Susan L. Graham is the Pehong Chen Distinguished Professor of Electrical Engineering and Computer Science Emerita at the University of California, Berkeley. Her research spans many aspects of programming language implementation, software tools, software development environments, and high-performance computing. As a participant in the Berkeley Unix project, she and her students built the Berkeley Pascal system and the widely used program profiling tool gprof. She has done seminal research in compiler code generation and optimization. She and her students built several interactive programming environments, yielding a variety of incremental analysis algorithms. Her recent projects are the Titanium system for language and compiler support of explicitly parallel programs and the Harmonia framework for high-level interactive software development.
Professor Graham received an AB in mathematics from Harvard University and MS and PhD degrees in computer science from Stanford University.
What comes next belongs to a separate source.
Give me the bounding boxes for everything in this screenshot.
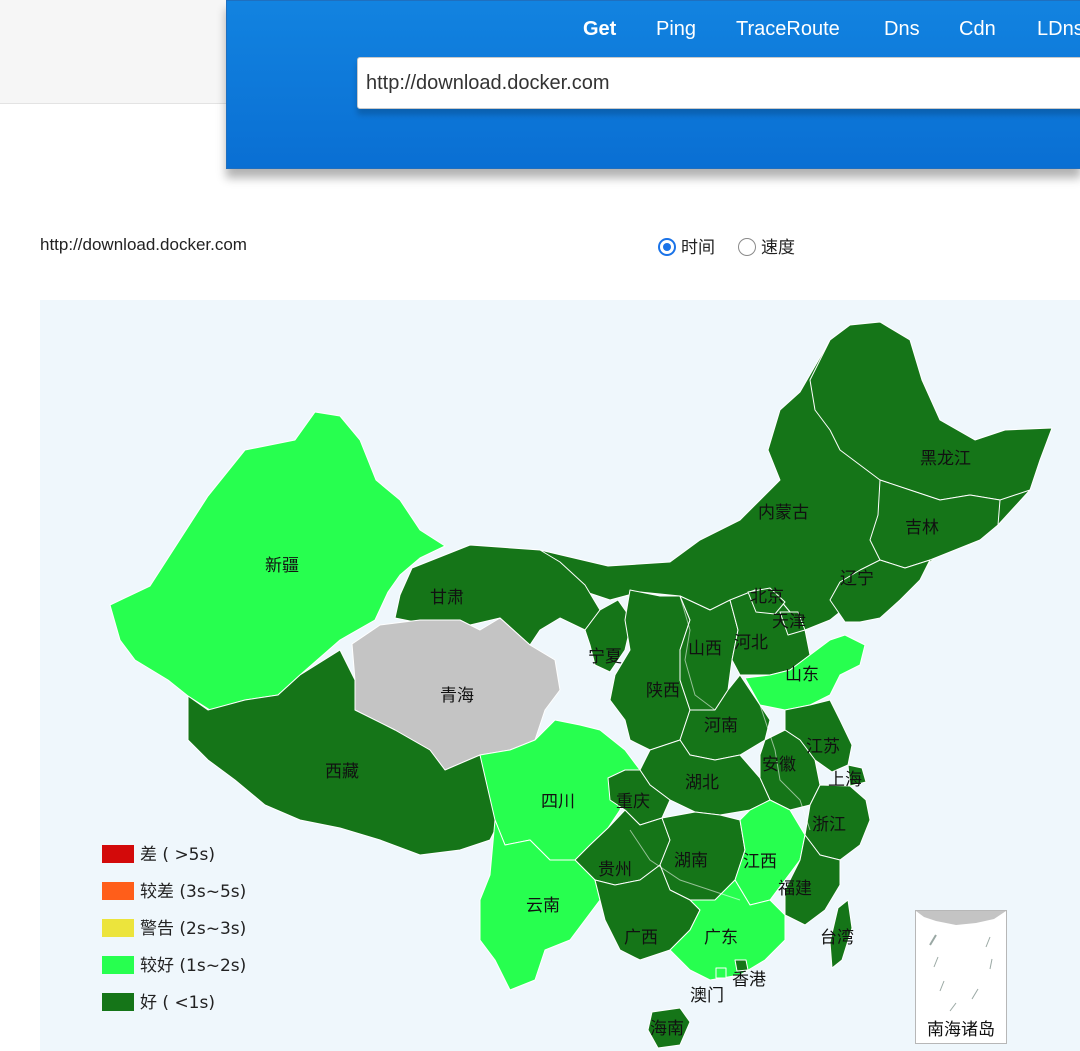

She is a member of the National Academy of Engineering and a fellow of the Association for Computing Machinery, the American Association for the Advancement of Science, and the American Academy of Arts and Sciences. She was the founding editor-in-chief of the ACM Transactions on Programming Languages and Systems. Among her awards are the ACM SIGPLAN Career Programming Language Achievement Award (2000), the ACM Distinguished Service Award (2006), the Harvard Medal (2008), the IEEE von Neumann Medal (2009), and the Berkeley Citation (2009).
She has served on numerous government, industry, and academic advisory committees. She served as the Chief Computer Scientist for the NSF-sponsored National Partnership for Advanced Computational Infrastructure (NPACI). She co-chaired a National Research Council study on the Future of Supercomputing. She is a former member of the Harvard Board of Overseers. She currently serves as vice-chair of the NSF-sponsored Computing Community Consortium, vice-chair and Treasurer of the Board of Trustees of Cal Performances, and a member of the Harvard Corporation.